Google is introducing a significant upgrade to Android’s process for picking photos within the system, making the native Photo Picker faster, more useful, and on a related note unable to access all your media via any old third-party app you happen to install.
What’s changed in the Photo Picker across Android apps
The top bar of the Photo Picker now has a search field, which allows you to type keywords and bring up photos, GIFs, and videos saved to your device. This has been a long-requested upgrade from the old scroll-only experience, especially for users who have years’ worth of media. Since the picker is a system component, the feature behaves consistently across apps — whether you’re attaching a picture in a chat app, uploading an image for your profile, or dropping in a clip to a productivity tool.

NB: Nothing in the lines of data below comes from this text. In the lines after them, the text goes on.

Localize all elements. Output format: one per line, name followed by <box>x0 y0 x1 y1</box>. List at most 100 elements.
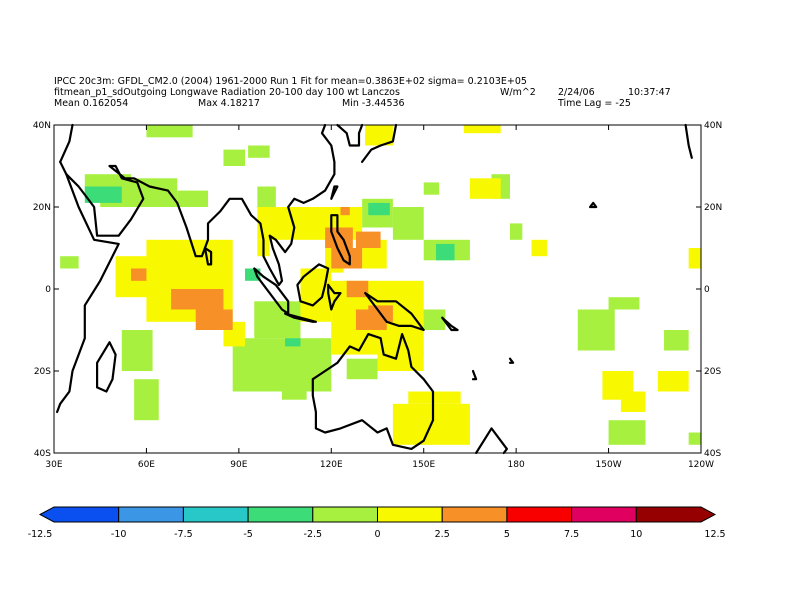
colorbar-label: 0 <box>374 529 380 540</box>
colorbar-label: -10 <box>111 529 127 540</box>
anomaly-cell <box>171 289 224 310</box>
coastline <box>59 123 74 163</box>
coastline <box>296 263 330 307</box>
anomaly-cell <box>248 145 270 158</box>
anomaly-cell <box>509 223 523 240</box>
anomaly-cell <box>121 330 153 371</box>
coastline <box>311 333 435 450</box>
anomaly-cell <box>657 371 689 392</box>
colorbar: -12.5 -10 -7.5 -5 -2.5 0 2.5 5 7.5 10 12.5 <box>28 506 726 540</box>
colorbar-segment <box>182 506 249 523</box>
anomaly-cell <box>346 280 369 298</box>
anomaly-cell <box>365 125 393 146</box>
anomaly-cell <box>195 309 233 330</box>
anomaly-cell <box>664 330 689 351</box>
lat-tick-label: 40N <box>33 121 51 131</box>
colorbar-label: 5 <box>504 529 510 540</box>
coastline <box>55 160 120 414</box>
coastline <box>330 214 351 266</box>
anomaly-cell <box>340 207 350 216</box>
anomaly-cell <box>177 190 209 207</box>
colorbar-label: 12.5 <box>704 529 725 540</box>
lat-tick-label: 0 <box>45 285 51 295</box>
coastline <box>65 123 336 286</box>
header-time: 10:37:47 <box>628 87 671 98</box>
colorbar-label: -5 <box>243 529 252 540</box>
coastline <box>284 312 317 323</box>
colorbar-segment <box>506 506 573 523</box>
header-mean: Mean 0.162054 <box>54 98 129 109</box>
coastline <box>475 427 508 455</box>
colorbar-segment <box>38 506 120 523</box>
anomaly-cell <box>688 248 701 269</box>
coastline <box>330 185 339 200</box>
header-line1: IPCC 20c3m: GFDL_CM2.0 (2004) 1961-2000 … <box>54 76 527 87</box>
anomaly-cell <box>531 239 547 257</box>
anomaly-cell <box>84 186 122 203</box>
coastline <box>471 369 478 381</box>
anomaly-cell <box>408 391 461 404</box>
anomaly-cell <box>281 379 307 400</box>
coastline <box>508 357 515 364</box>
coastline <box>327 283 342 311</box>
coastline <box>203 246 213 266</box>
header-date: 2/24/06 <box>558 87 595 98</box>
lon-tick-label: 180 <box>508 460 525 470</box>
lon-tick-label: 150E <box>412 460 435 470</box>
header-time-lag: Time Lag = -25 <box>558 98 631 109</box>
anomaly-cell <box>469 178 501 199</box>
anomaly-cell <box>60 256 79 269</box>
lat-tick-label-right: 40N <box>704 121 722 131</box>
lon-tick-label: 150W <box>596 460 622 470</box>
anomaly-cell <box>254 301 301 339</box>
anomaly-cell <box>436 243 455 261</box>
colorbar-segment <box>441 506 508 523</box>
colorbar-segment <box>377 506 443 523</box>
colorbar-segment <box>571 506 637 523</box>
anomaly-cell <box>257 186 276 207</box>
lat-tick-label: 40S <box>34 449 51 459</box>
anomaly-cell <box>423 182 440 195</box>
colorbar-segment <box>635 506 717 523</box>
lat-tick-label-right: 20N <box>704 203 722 213</box>
header-min: Min -3.44536 <box>342 98 405 109</box>
coastline <box>364 292 425 332</box>
colorbar-label: 7.5 <box>564 529 579 540</box>
anomaly-cell <box>392 207 424 240</box>
lon-tick-label: 90E <box>230 460 247 470</box>
coastlines <box>55 123 693 455</box>
anomaly-cell <box>463 125 501 134</box>
coastline <box>684 123 693 159</box>
lon-tick-label: 120W <box>688 460 714 470</box>
header-units: W/m^2 <box>500 87 536 98</box>
colorbar-label: -12.5 <box>28 529 53 540</box>
anomaly-cell <box>285 338 301 347</box>
lat-tick-label-right: 40S <box>704 449 721 459</box>
anomaly-cell <box>620 391 646 412</box>
colorbar-segment <box>312 506 378 523</box>
anomaly-cell <box>325 227 353 248</box>
anomaly-cell <box>134 379 159 421</box>
colorbar-label: 2.5 <box>435 529 450 540</box>
lat-tick-label: 20S <box>34 367 51 377</box>
anomaly-cell <box>577 309 615 351</box>
lon-tick-label: 30E <box>45 460 62 470</box>
anomaly-cell <box>346 358 378 380</box>
anomaly-cells <box>60 125 701 445</box>
anomaly-cell <box>131 268 147 281</box>
lat-tick-label-right: 0 <box>704 285 710 295</box>
lon-tick-label: 60E <box>138 460 155 470</box>
anomaly-cell <box>608 420 646 445</box>
anomaly-cell <box>608 297 640 310</box>
colorbar-segment <box>247 506 314 523</box>
lat-tick-label-right: 20S <box>704 367 721 377</box>
coastline <box>361 123 398 163</box>
header-variable: fitmean_p1_sdOutgoing Longwave Radiation… <box>54 87 400 98</box>
anomaly-cell <box>146 125 193 138</box>
anomaly-cell <box>223 149 246 166</box>
lat-tick-label: 20N <box>33 203 51 213</box>
colorbar-label: -7.5 <box>174 529 193 540</box>
coastline <box>588 201 598 209</box>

- What’s changed in the Photo Picker across Android apps
- Better search with Google Photos integration in picker
- A privacy‑first approach to sharing with one-time access
- Rollout and compatibility across devices and Play services
- Initial impressions and real‑world examples
- What’s likely next for Android’s system Photo Picker

Google has also renamed the Albums tab to Collections and cleaned up how folders are presented. Local albums are now separated into “From this device” and “From your apps,” rather than jumbled together into one unwieldy list, which is a helpful way to distinguish personal folders (Camera or Family) from app‑created ones (such as messaging or editing tools). We still have common system folders like Screenshots or Downloads in easy reach, yet the view is tidier.
Better search with Google Photos integration in picker
Search is smarter for users who have given Photo Picker access to their Google Photos library. In addition to keyword matches from your local content, the picker also surfaces suggested people and places based on the contents in your cloud library. That means typing in “Paris” or tapping on a known face can instantaneously narrow down the list — even if the photo isn’t directly stored on the device itself. This integration piggybacks on Google Photos’ existing face clustering and location tagging models, giving you familiar discovery mechanisms in the system share workflow.
That streamlines the time from concept to broadcast in practice. Imagine retrieving that school recital video of your child: type the name, tap to select a suggestion, and you’re set — no more thumbing through endless thumbnails or jumping between apps for copying links.
A privacy‑first approach to sharing with one-time access
The Photo Picker is optimized for selective sharing: You simply select items to give an app one‑time access, rather than the keys to your media library. That’s consistent with Password Autofill support on the web, which has been toggled by Allow Fill & Submit for Android — as per Android’s new permission model and options introduced with newer runtime photo/video APIs. Since then, Google has gradually encouraged developers to use the picker through platform recommendations and updates to Play policies, while apps with search reduce user friction that historically existed with legacy file pickers.
For companies sensitive to data minimization and compliance, that’s a win. Apps receive only the media that they actually need, and for once users retain a meaningful level of control over gallery access — an approach privacy-friendly developers have pursued for years.
Rollout and compatibility across devices and Play services
The improvements come by way of the newest Google Play System Update and updates to Google Play services, so most devices will not require a full OS upgrade. The Photo Picker is a modular component, so improvements can land across multiple Android versions, even on devices that were backported to this picker after its original release. Like all Google pushes, availability will likely hit some users before it hits the general Android public.

With Android’s scale (Google last reported more than 3 billion active devices), even incremental UX improvements can have an outsized impact. Messaging, social, and productivity apps that wire into the system picker are going to win right out of the gate as people upgrade.
Initial impressions and real‑world examples
Daily use of search dramatically decreases the time cost of mundane chores. You can also now search for a photo or screenshot to add to expense-reporting PDFs, dive into a vacation album, or dig out a portrait of your friend right from the share sheet by typing in “receipt,” “beach,” or their name. The Collections cleanup also has its own rewards: albums made by communication apps are rounded up into “From your apps,” so your personal Camera roll and created folders don’t get buried.
Most importantly, nothing about the picker’s core promise changes: You still browse thumbnails, tap to select, and the receiving app only sees what you’ve chosen. The decision just happens faster with search and smarter grouping.
What’s likely next for Android’s system Photo Picker
Google has been testing some other quality‑of‑life changes for the picker, too, like adjustable grid density, drag‑to‑select multiple items, and better fast‑scroll controls. If such things land widely, the system picker could compete with dedicated gallery apps for fast curation — lessening devs’ temptation to ship their own less private media browsers.
Bottom line: The redesigned Photo Picker takes away two of the worst parts — finding and scrolling through a ton of photos — while keeping Android’s model of sharing with just one person at a time front and center.